According to the Order, the Respondent's conduct constituted a willful violation of Regulation S-P. The Respondent was censured, ordered to cease and desist, and fined $300,000. In imposing these sanctions the SEC acknowledged the Respondent's remedial acts.
Tamara K. Salmon
Associate General Counsel
[1] See In the Matter of Cetera Advisor Networks, LLC, Cetera Investment Services, LLC, Cetera Financial Specialists, LLC, Cetera Advisors, LLC, and Cetera Investment Advisers LLC, SEC Administrative Proceeding File No. 3-20490 (August 30, 2021), which is available at https://www.sec.gov/litigation/admin/2021/34-92800.pdf. The Order notes that these email account takeovers do not appear to have resulted in any unauthorized trades or transfers in the customers' accounts.
[2] These notices stated that the breach resulted in unauthorized persons accessing the clients' information two months before the notice. According to the Order, "Each entity . . . had learned of the underlying breach at least six months earlier.
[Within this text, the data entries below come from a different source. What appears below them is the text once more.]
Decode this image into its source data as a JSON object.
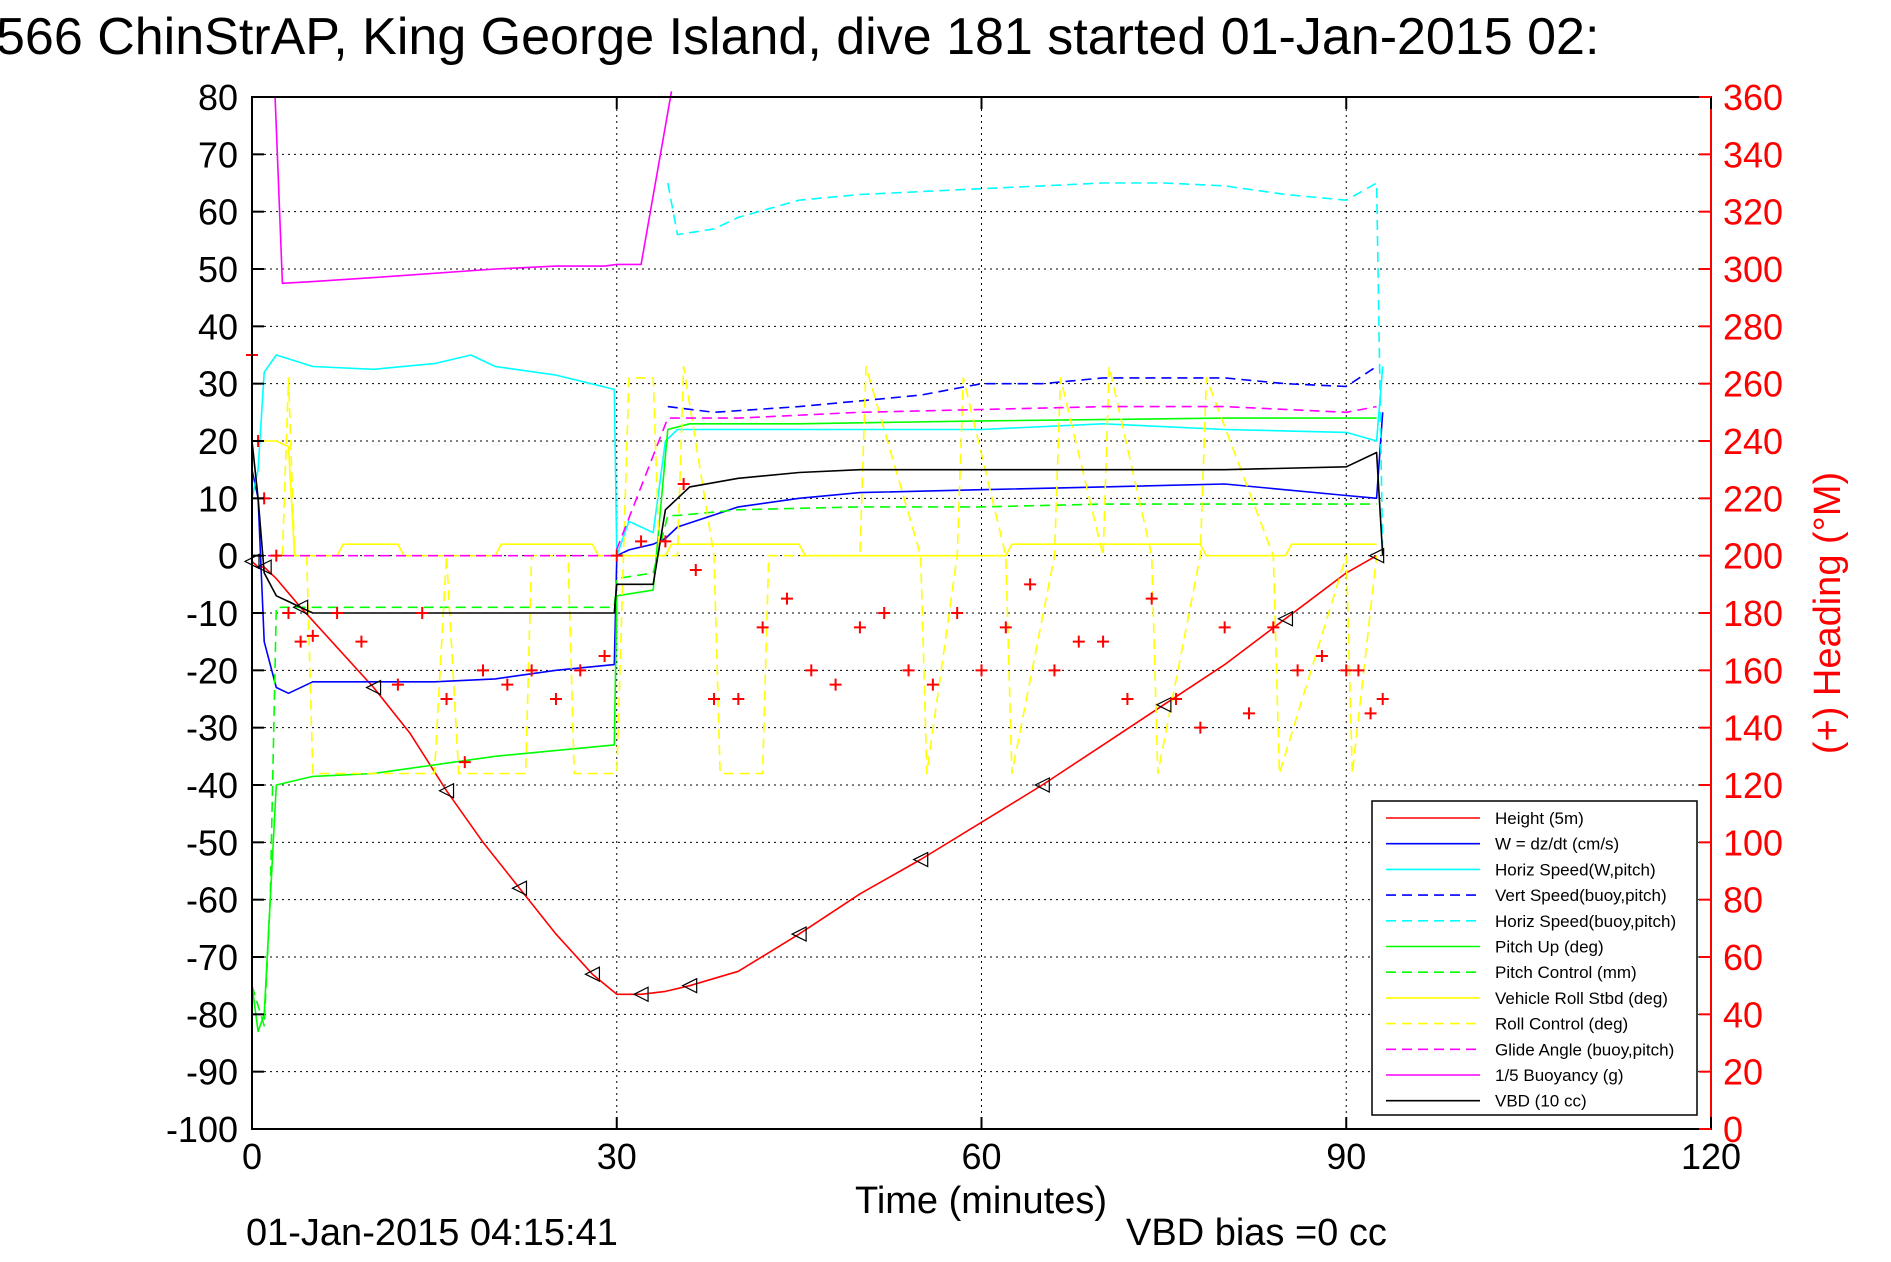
{
  "header": {
    "title": "566 ChinStrAP, King George Island, dive 181 started 01-Jan-2015 02:"
  },
  "footer": {
    "timestamp": "01-Jan-2015 04:15:41",
    "vbd_bias": "VBD bias =0 cc"
  },
  "chart_data": {
    "type": "line",
    "xlabel": "Time (minutes)",
    "ylabel": "",
    "ylabel_right": "(+) Heading (°M)",
    "xlim": [
      0,
      120
    ],
    "ylim": [
      -100,
      80
    ],
    "ylim_right": [
      0,
      360
    ],
    "x_ticks": [
      0,
      30,
      60,
      90,
      120
    ],
    "y_ticks": [
      80,
      70,
      60,
      50,
      40,
      30,
      20,
      10,
      0,
      -10,
      -20,
      -30,
      -40,
      -50,
      -60,
      -70,
      -80,
      -90,
      -100
    ],
    "y_right_ticks": [
      360,
      340,
      320,
      300,
      280,
      260,
      240,
      220,
      200,
      180,
      160,
      140,
      120,
      100,
      80,
      60,
      40,
      20,
      0
    ],
    "grid": true,
    "legend_position": "bottom-right",
    "series": [
      {
        "name": "Height (5m)",
        "color": "#ff0000",
        "style": "solid",
        "marker": "triangle",
        "x": [
          0,
          0.5,
          1,
          2,
          4,
          7,
          10,
          13,
          16,
          19,
          22,
          25,
          28,
          30,
          32,
          34,
          36,
          40,
          45,
          50,
          55,
          60,
          65,
          70,
          75,
          80,
          85,
          90,
          92.5
        ],
        "y": [
          -1,
          -2,
          -2,
          -4,
          -9,
          -16,
          -23,
          -31,
          -41,
          -50,
          -58,
          -66,
          -73,
          -76.5,
          -76.5,
          -76,
          -75,
          -72.5,
          -66,
          -59,
          -53,
          -46.5,
          -40,
          -33,
          -26,
          -19,
          -11,
          -3,
          0
        ]
      },
      {
        "name": "W = dz/dt (cm/s)",
        "color": "#0000ff",
        "style": "solid",
        "x": [
          0,
          0.5,
          1,
          2,
          3,
          5,
          10,
          15,
          20,
          25,
          29.8,
          30,
          31,
          33,
          34,
          35,
          40,
          45,
          50,
          60,
          70,
          80,
          90,
          92.5,
          93
        ],
        "y": [
          15,
          10,
          -15,
          -23,
          -24,
          -22,
          -22,
          -22,
          -21.5,
          -20,
          -19,
          0,
          1,
          2,
          3,
          5,
          8.5,
          10,
          11,
          11.5,
          12,
          12.5,
          10.5,
          10,
          25
        ]
      },
      {
        "name": "Horiz Speed(W,pitch)",
        "color": "#00ffff",
        "style": "solid",
        "x": [
          0,
          0.5,
          1,
          2,
          5,
          10,
          15,
          18,
          20,
          25,
          29.8,
          30,
          31,
          33,
          34,
          35,
          40,
          50,
          60,
          70,
          80,
          90,
          92.5,
          93
        ],
        "y": [
          10,
          15,
          32,
          35,
          33,
          32.5,
          33.5,
          35,
          33,
          31.5,
          29,
          0,
          6,
          4,
          20,
          22,
          22,
          22,
          22,
          23,
          22,
          21.5,
          20,
          33
        ]
      },
      {
        "name": "Vert Speed(buoy,pitch)",
        "color": "#0000ff",
        "style": "dashed",
        "x": [
          34.2,
          38,
          45,
          50,
          55,
          60,
          65,
          70,
          75,
          80,
          85,
          90,
          92.5
        ],
        "y": [
          26,
          25,
          26,
          27,
          28,
          30,
          30,
          31,
          31,
          31,
          30,
          29.5,
          33
        ]
      },
      {
        "name": "Horiz Speed(buoy,pitch)",
        "color": "#00ffff",
        "style": "dashed",
        "x": [
          34.2,
          35,
          38,
          40,
          45,
          50,
          55,
          60,
          65,
          70,
          75,
          80,
          85,
          90,
          92.5,
          93
        ],
        "y": [
          65,
          56,
          57,
          59,
          62,
          63,
          63.5,
          64,
          64.5,
          65,
          65,
          64.5,
          63,
          62,
          65,
          0
        ]
      },
      {
        "name": "Pitch Up (deg)",
        "color": "#00ff00",
        "style": "solid",
        "x": [
          0,
          0.5,
          1,
          2,
          5,
          10,
          20,
          29.8,
          30,
          33,
          34.2,
          36,
          45,
          60,
          80,
          92.5
        ],
        "y": [
          -75,
          -83,
          -80,
          -40,
          -38.5,
          -38,
          -35,
          -33,
          -7,
          -6,
          22,
          23,
          23,
          23.5,
          24,
          24
        ]
      },
      {
        "name": "Pitch Control (mm)",
        "color": "#00ff00",
        "style": "dashed",
        "x": [
          0,
          1,
          1.5,
          2,
          10,
          20,
          29.8,
          30,
          33,
          34.2,
          35,
          40,
          50,
          60,
          70,
          80,
          90,
          92.5
        ],
        "y": [
          -75,
          -82,
          -60,
          -9,
          -9,
          -9,
          -9,
          -4,
          -3,
          7,
          7,
          8,
          8.5,
          8.5,
          9,
          9,
          9,
          9
        ]
      },
      {
        "name": "Vehicle Roll Stbd (deg)",
        "color": "#ffff00",
        "style": "solid",
        "x": [
          0,
          2,
          3,
          3.5,
          7,
          7.5,
          12,
          12.5,
          20,
          20.5,
          28,
          28.5,
          30,
          34,
          34.5,
          45,
          45.5,
          62,
          62.5,
          78,
          78.5,
          85,
          85.5,
          92.5
        ],
        "y": [
          20,
          20,
          19,
          0,
          0,
          2,
          2,
          0,
          0,
          2,
          2,
          0,
          0,
          0,
          2,
          2,
          0,
          0,
          2,
          2,
          0,
          0,
          2,
          2
        ]
      },
      {
        "name": "Roll Control (deg)",
        "color": "#ffff00",
        "style": "dashed",
        "x": [
          2.5,
          3,
          3.5,
          4.5,
          5,
          10,
          15,
          16,
          17,
          22.5,
          23,
          26,
          26.5,
          30,
          31,
          33,
          33.5,
          35,
          35.5,
          38,
          38.5,
          42,
          42.5,
          50,
          50.5,
          55,
          55.5,
          58,
          58.5,
          62,
          62.5,
          66,
          66.5,
          70,
          70.5,
          74,
          74.5,
          78,
          78.5,
          84,
          84.5,
          90,
          90.5,
          92.5
        ],
        "y": [
          0,
          31,
          0,
          0,
          -38,
          -38,
          -38,
          0,
          -38,
          -38,
          0,
          0,
          -38,
          -38,
          31,
          31,
          0,
          0,
          33,
          0,
          -38,
          -38,
          0,
          0,
          33,
          0,
          -38,
          0,
          31,
          0,
          -38,
          0,
          31,
          0,
          33,
          0,
          -38,
          0,
          31,
          0,
          -38,
          0,
          -38,
          0
        ]
      },
      {
        "name": "Glide Angle (buoy,pitch)",
        "color": "#ff00ff",
        "style": "dashed",
        "x": [
          0,
          5,
          10,
          20,
          29.8,
          34.2,
          40,
          50,
          60,
          70,
          80,
          90,
          92.5
        ],
        "y": [
          0,
          0,
          0,
          0,
          0,
          24,
          24,
          25,
          25.5,
          26,
          26,
          25,
          26
        ]
      },
      {
        "name": "1/5 Buoyancy (g)",
        "color": "#ff00ff",
        "style": "solid",
        "x": [
          1.9,
          2.5,
          5,
          10,
          20,
          25,
          29,
          30,
          32,
          34.5
        ],
        "y": [
          80,
          47.5,
          47.8,
          48.5,
          50,
          50.5,
          50.5,
          50.8,
          50.8,
          81
        ]
      },
      {
        "name": "VBD (10 cc)",
        "color": "#000000",
        "style": "solid",
        "x": [
          0,
          0.5,
          1,
          2,
          3,
          4,
          5,
          10,
          20,
          29.8,
          30,
          31,
          33,
          34,
          36,
          40,
          45,
          50,
          55,
          60,
          70,
          80,
          90,
          92.5,
          93
        ],
        "y": [
          20,
          10,
          -3,
          -7,
          -8,
          -9,
          -10,
          -10,
          -10,
          -10,
          -5,
          -5,
          -5,
          8,
          12,
          13.5,
          14.5,
          15,
          15,
          15,
          15,
          15,
          15.5,
          18,
          0
        ]
      },
      {
        "name": "(+) Heading (°M)",
        "color": "#ff0000",
        "style": "marker",
        "marker": "plus",
        "axis": "right",
        "x": [
          0,
          0.5,
          1,
          2,
          3,
          4,
          5,
          7,
          9,
          12,
          14,
          16,
          17.5,
          19,
          21,
          23,
          25,
          27,
          29,
          30,
          32,
          34,
          35.5,
          36.5,
          38,
          40,
          42,
          44,
          46,
          48,
          50,
          52,
          54,
          56,
          58,
          60,
          62,
          64,
          66,
          68,
          70,
          72,
          74,
          76,
          78,
          80,
          82,
          84,
          86,
          88,
          90,
          91,
          92,
          93
        ],
        "y": [
          270,
          240,
          220,
          200,
          180,
          170,
          172,
          180,
          170,
          155,
          180,
          150,
          128,
          160,
          155,
          160,
          150,
          160,
          165,
          200,
          205,
          205,
          225,
          195,
          150,
          150,
          175,
          185,
          160,
          155,
          175,
          180,
          160,
          155,
          180,
          160,
          175,
          190,
          160,
          170,
          170,
          150,
          185,
          150,
          140,
          175,
          145,
          175,
          160,
          165,
          160,
          160,
          145,
          150
        ]
      }
    ]
  }
}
The dates referenced in the letters were the dates the firms completed PII review of compromised email accounts and determined that particular recipient's PII may have been accessed. . . . Clients who were misinformed . . . would not have known to look for or guard against potential misuse of their PII that may have occurred more than two months before the received the misleading notices." Order at ¶ 18
[3] See In the Matter of Cambridge Investment Research, Inc. and Cambridge Investment Research Advisors, Inc., SEC Administrative Proceeding No. 3-20496 (August 30, 2021), which is available at https://www.sec.gov/litigation/admin/2021/34-92806.pdf.
[4] See In the Matter of KMS Financial Services, SEC Administrative Proceeding No. 3-20495 (August 30, 2021), which is available at https://www.sec.gov/litigation/admin/2021/34-92807.pdf. The Order notes that email account takeovers did not appear to have resulted in any unauthorized trades or fund transfers to unauthorized parties from the customers' accounts.